Finite State Automata that are non-deterministic in recognition have two or more arcs with the same label emanating from a given state. Any non-deterministic Finite State Automaton can be converted into a corresponding deterministic Finite State Automaton.
Why is determinism important? One reason is because the controller software is much simpler, another reason is that memory requirements are restricted and a final reason is that it may be quicker.
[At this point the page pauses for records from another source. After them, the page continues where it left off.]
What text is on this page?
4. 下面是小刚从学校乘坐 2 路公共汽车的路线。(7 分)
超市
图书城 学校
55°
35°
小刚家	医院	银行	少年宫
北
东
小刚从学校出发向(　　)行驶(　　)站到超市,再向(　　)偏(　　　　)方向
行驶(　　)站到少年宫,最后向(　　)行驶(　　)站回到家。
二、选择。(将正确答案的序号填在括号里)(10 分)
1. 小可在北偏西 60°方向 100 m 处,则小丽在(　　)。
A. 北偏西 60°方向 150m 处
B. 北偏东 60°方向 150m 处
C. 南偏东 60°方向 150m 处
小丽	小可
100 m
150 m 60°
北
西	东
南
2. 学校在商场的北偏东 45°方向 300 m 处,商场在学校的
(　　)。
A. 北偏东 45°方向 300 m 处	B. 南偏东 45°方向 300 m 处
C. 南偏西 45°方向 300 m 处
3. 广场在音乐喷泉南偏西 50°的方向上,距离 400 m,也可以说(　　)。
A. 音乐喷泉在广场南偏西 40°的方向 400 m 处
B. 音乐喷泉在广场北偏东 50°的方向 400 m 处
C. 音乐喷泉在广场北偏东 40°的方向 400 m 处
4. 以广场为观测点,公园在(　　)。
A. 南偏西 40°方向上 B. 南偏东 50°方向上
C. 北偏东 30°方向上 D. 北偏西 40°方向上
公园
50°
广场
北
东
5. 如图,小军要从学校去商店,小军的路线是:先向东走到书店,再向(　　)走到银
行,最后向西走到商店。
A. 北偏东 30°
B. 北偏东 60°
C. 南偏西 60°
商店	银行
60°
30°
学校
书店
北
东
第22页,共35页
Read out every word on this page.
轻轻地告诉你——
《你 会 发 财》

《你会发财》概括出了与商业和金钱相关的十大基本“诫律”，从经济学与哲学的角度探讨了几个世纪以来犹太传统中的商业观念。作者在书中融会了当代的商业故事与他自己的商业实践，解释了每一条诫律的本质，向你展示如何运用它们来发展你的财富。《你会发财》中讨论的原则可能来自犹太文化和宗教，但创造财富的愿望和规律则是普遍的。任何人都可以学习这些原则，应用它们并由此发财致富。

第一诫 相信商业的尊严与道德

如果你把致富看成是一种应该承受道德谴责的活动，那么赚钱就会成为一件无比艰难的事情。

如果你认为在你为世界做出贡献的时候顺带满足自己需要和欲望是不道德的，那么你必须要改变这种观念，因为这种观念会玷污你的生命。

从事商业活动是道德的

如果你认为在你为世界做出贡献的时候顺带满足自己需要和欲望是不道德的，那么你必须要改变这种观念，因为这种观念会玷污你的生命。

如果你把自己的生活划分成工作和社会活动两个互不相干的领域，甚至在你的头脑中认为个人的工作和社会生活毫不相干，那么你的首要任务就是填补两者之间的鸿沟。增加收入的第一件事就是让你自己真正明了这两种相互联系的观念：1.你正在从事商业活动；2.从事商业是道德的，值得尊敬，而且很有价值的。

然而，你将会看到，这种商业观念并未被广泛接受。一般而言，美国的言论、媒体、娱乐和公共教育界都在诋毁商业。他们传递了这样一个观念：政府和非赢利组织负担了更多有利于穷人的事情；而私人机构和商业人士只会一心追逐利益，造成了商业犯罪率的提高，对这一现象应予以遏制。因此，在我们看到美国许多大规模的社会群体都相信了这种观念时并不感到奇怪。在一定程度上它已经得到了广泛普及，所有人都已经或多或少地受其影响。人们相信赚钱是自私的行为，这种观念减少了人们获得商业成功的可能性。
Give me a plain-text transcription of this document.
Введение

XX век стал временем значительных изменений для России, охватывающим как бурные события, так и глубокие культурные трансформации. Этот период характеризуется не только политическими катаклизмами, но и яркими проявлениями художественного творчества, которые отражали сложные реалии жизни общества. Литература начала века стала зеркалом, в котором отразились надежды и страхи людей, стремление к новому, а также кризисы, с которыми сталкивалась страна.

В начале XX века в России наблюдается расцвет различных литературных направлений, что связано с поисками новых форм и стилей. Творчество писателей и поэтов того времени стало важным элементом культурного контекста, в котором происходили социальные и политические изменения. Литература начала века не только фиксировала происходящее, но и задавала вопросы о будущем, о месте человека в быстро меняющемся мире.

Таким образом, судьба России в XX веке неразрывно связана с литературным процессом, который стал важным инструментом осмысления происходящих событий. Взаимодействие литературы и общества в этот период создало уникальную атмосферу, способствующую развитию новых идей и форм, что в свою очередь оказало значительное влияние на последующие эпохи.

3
In a non-deterministic Finite State Automaton, the controller has to "remember" the alternative arcs that can be taken. If a route through the network is taken that subsequently blocks (that is, it fails), then the controller has to "unwind" the computation so an alternative route through the network can be taken. This means that the controller has to be constructed in such a way as to include the facility to recover from blocked routes, which in turn means that the controller software has to be more complicated than a corresponding controller for deterministic Finite State Automata. The examples given here were written in Prolog and this is rather like an exception to the general rule. Prolog's in-built search allows for non-determinism without the programmer having to write any extra code, therefore it is no more difficult to write a non-deterministic controller in Prolog than it is to write a deterministic controller. This is not, of course, a disadvantage of Prolog: the non-deterministic search will be much more useful when dealing with more complicated knowledge representations.
A deterministic Finite State Automaton requires less memory than a non-deterministic Finite State Automaton. Given that no alternatives have to be stored, then the search can consume constant memory - that is, it never has to use more memory than that used to traverse the first arc.
A deterministic Finite State Automaton is likely (on average) to be faster than a non-deterministic Finite State Automaton because there are fewer arcs that can be traversed for any given input.
There are quite important issues about what kind of linguistic structures a Finite State Automaton can model. These structures do not occur in the kinds of applications used as examples in this part: word recognition, morphological analysis and spelling correction. The limitations are best seen in relation to the syntactic structure of languages, and this is where this topic will be discussed.